Know your client

Posted on

I wrote recently about what client's want from their accountants. That was based on my own experience of more than 20 years in practice. That experience also tells me most accountants don't deliver what is required.

The fundamental reason is simple. They impose their desires on their clients. Accountancy Age reported recently that most accountants are good talkers and poor listeners. I agree.

There is a way round this. It's called 'know your client'. That's not the basis data required by money laundering rules we all have to collect and keep. It's actually about knowing them and what they want. And if accountants aren't good at this they should create a system to make sure they have to listen.

Being a good accountant I believe there's nothing like a form to help this process along - and I'm only jesting a little. Having to ask questions and record answers to ensure that a client's wishes are identified makes complete sense. After all, it's what the financial services industry has been meant to do for years.

So, my suggestion is simple. Any accountant should actually ask their client what they want. The range of answers will be interesting. There will be some who don't want to pay tax. Show them the door is my advice: they won't want to pay you either.

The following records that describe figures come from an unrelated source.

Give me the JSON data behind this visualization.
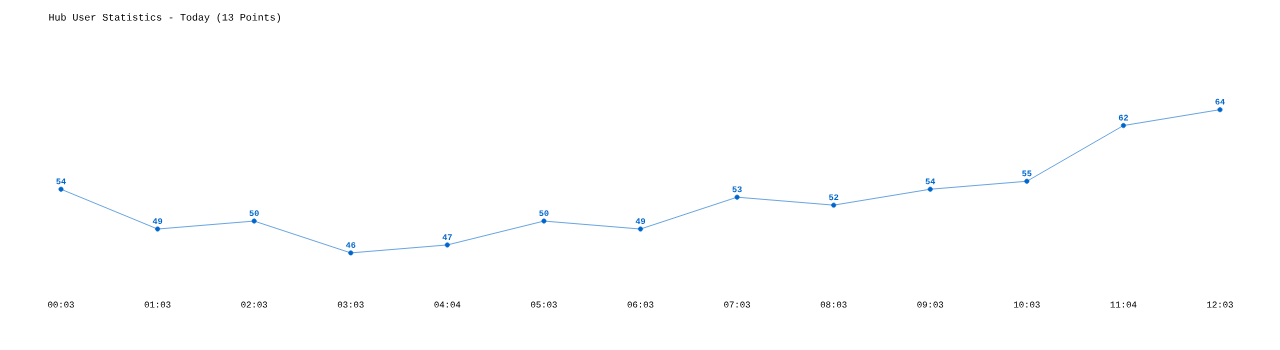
{
  "chart_data": {
    "type": "line",
    "title": "Hub User Statistics - Today (13 Points)",
    "categories": [
      "00:03",
      "01:03",
      "02:03",
      "03:03",
      "04:04",
      "05:03",
      "06:03",
      "07:03",
      "08:03",
      "09:03",
      "10:03",
      "11:04",
      "12:03"
    ],
    "values": [
      54,
      49,
      50,
      46,
      47,
      50,
      49,
      53,
      52,
      54,
      55,
      62,
      64
    ],
    "color": "#0066cc",
    "marker": "circle",
    "data_labels": true
  }
}
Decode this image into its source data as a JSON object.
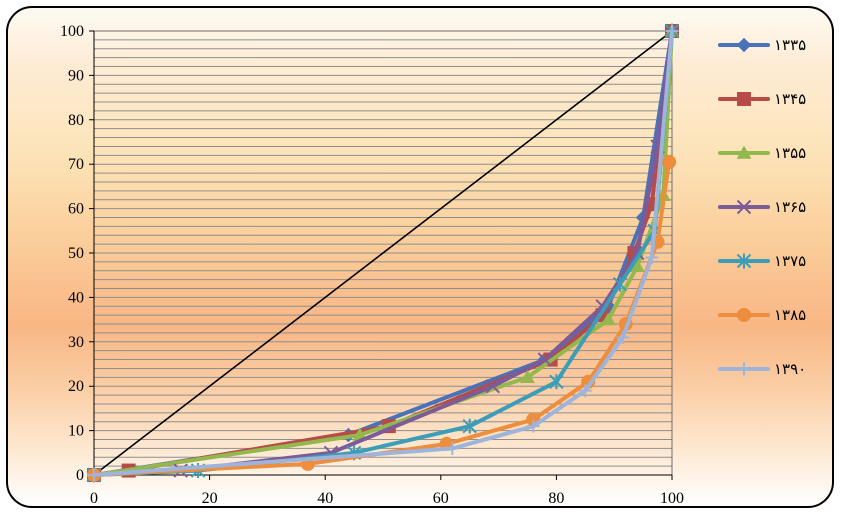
{
  "chart_data": {
    "type": "line",
    "title": "",
    "xlabel": "",
    "ylabel": "",
    "xlim": [
      0,
      100
    ],
    "ylim": [
      0,
      100
    ],
    "x_ticks": [
      "0",
      "20",
      "40",
      "60",
      "80",
      "100"
    ],
    "y_ticks": [
      "0",
      "10",
      "20",
      "30",
      "40",
      "50",
      "60",
      "70",
      "80",
      "90",
      "100"
    ],
    "grid": "horizontal minor lines every 2 units",
    "legend_position": "right",
    "equality_line": {
      "x": [
        0,
        100
      ],
      "y": [
        0,
        100
      ],
      "color": "#000000"
    },
    "series": [
      {
        "name": "۱۳۳۵",
        "color": "#4a72b8",
        "marker": "diamond",
        "x": [
          0,
          44,
          78,
          89,
          95,
          100
        ],
        "y": [
          0,
          9,
          26,
          38,
          58,
          100
        ]
      },
      {
        "name": "۱۳۴۵",
        "color": "#b64b48",
        "marker": "square",
        "x": [
          0,
          6,
          51,
          79,
          88,
          93.5,
          96.5,
          100
        ],
        "y": [
          0,
          1,
          11,
          26,
          36,
          50,
          61,
          100
        ]
      },
      {
        "name": "۱۳۵۵",
        "color": "#93b84e",
        "marker": "triangle",
        "x": [
          0,
          46,
          75,
          89,
          94,
          98.5,
          100
        ],
        "y": [
          0,
          9,
          22,
          35,
          47,
          63,
          100
        ]
      },
      {
        "name": "۱۳۶۵",
        "color": "#7d5b98",
        "marker": "x",
        "x": [
          0,
          15,
          41,
          69,
          78,
          88,
          94,
          97.5,
          100
        ],
        "y": [
          0,
          1,
          5,
          20,
          26,
          38,
          50,
          74,
          100
        ]
      },
      {
        "name": "۱۳۷۵",
        "color": "#3c9db9",
        "marker": "star",
        "x": [
          0,
          18,
          45,
          65,
          80,
          91,
          97,
          100
        ],
        "y": [
          0,
          1,
          5,
          11,
          21,
          43,
          55,
          100
        ]
      },
      {
        "name": "۱۳۸۵",
        "color": "#ee8d3c",
        "marker": "circle",
        "x": [
          0,
          37,
          61,
          76,
          85.5,
          92,
          97.5,
          99.5
        ],
        "y": [
          0,
          2.5,
          7,
          12.5,
          21,
          34,
          52.5,
          70.5
        ]
      },
      {
        "name": "۱۳۹۰",
        "color": "#9fb4db",
        "marker": "plus",
        "x": [
          0,
          62,
          76,
          85,
          91.5,
          96.5,
          100
        ],
        "y": [
          0,
          6,
          11,
          19,
          31,
          49,
          100
        ]
      }
    ]
  }
}
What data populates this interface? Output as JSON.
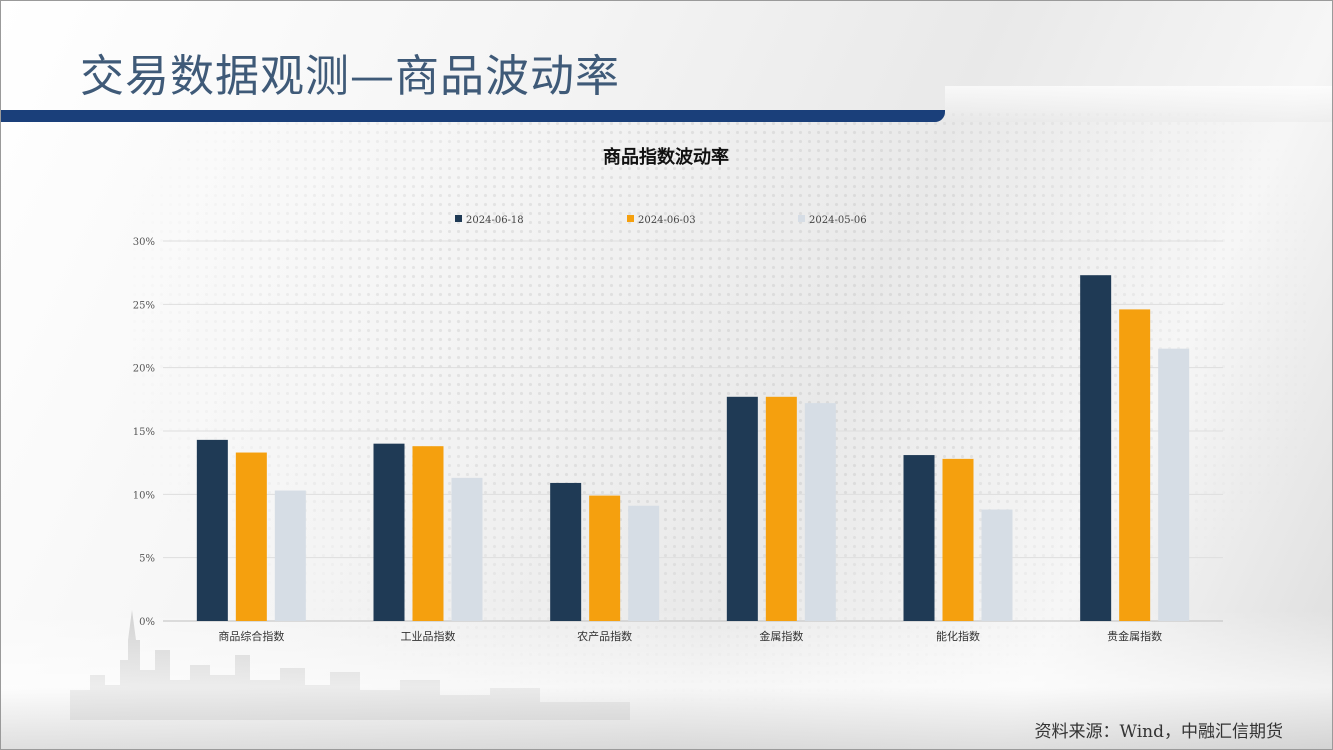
{
  "slide": {
    "title": "交易数据观测—商品波动率",
    "source": "资料来源：Wind，中融汇信期货"
  },
  "colors": {
    "title_text": "#3f5a78",
    "header_bar": "#1a3f7a",
    "series": [
      "#1f3a55",
      "#f5a00e",
      "#d6dde5"
    ]
  },
  "chart_data": {
    "type": "bar",
    "title": "商品指数波动率",
    "categories": [
      "商品综合指数",
      "工业品指数",
      "农产品指数",
      "金属指数",
      "能化指数",
      "贵金属指数"
    ],
    "series": [
      {
        "name": "2024-06-18",
        "values": [
          14.3,
          14.0,
          10.9,
          17.7,
          13.1,
          27.3
        ]
      },
      {
        "name": "2024-06-03",
        "values": [
          13.3,
          13.8,
          9.9,
          17.7,
          12.8,
          24.6
        ]
      },
      {
        "name": "2024-05-06",
        "values": [
          10.3,
          11.3,
          9.1,
          17.2,
          8.8,
          21.5
        ]
      }
    ],
    "ylim": [
      0,
      30
    ],
    "yticks": [
      "0%",
      "5%",
      "10%",
      "15%",
      "20%",
      "25%",
      "30%"
    ],
    "grid": true,
    "legend": "top"
  }
}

Most will be remarkably risk averse. If it's made clear that tax avoidance increases the chance of the Revenue raising questions they'll do all they can to avoid that.

Some will ask for real planning i.e. what can be done to manage their affairs within the spirit of the law with low risk of investigation eliminating all possible gains arising. That's p[profitable for both accountant and client. I would encourage it.

And a few will want to avoid. In which case my advice is much the same as for those who want to pay no tax: steer clear of them. They represent risk to the accountant, in which case no profit maximising firm should not want them. Tax investigations of their own clients do not make accountants money. So why take the risk of suffering them?

The simple fact is I know from experience that most clients want to be tax compliant. They like sleeping easy at night. That way profit lies for most firms. Simply asking clients would prove this to be true. In which case the firms who deserve to attract attention would stand out and the burden on the compliant tax practitioner would fall overnight. In addition, firms doing this would not have to tell compliant clients about tax issues in which the client will have no interest, especially if that fact is recorded in the engagement letter.

So why, I wonder, aren't the professional institutes promoting this? Is it tax, clients or profit they don't understand? Or maybe all three?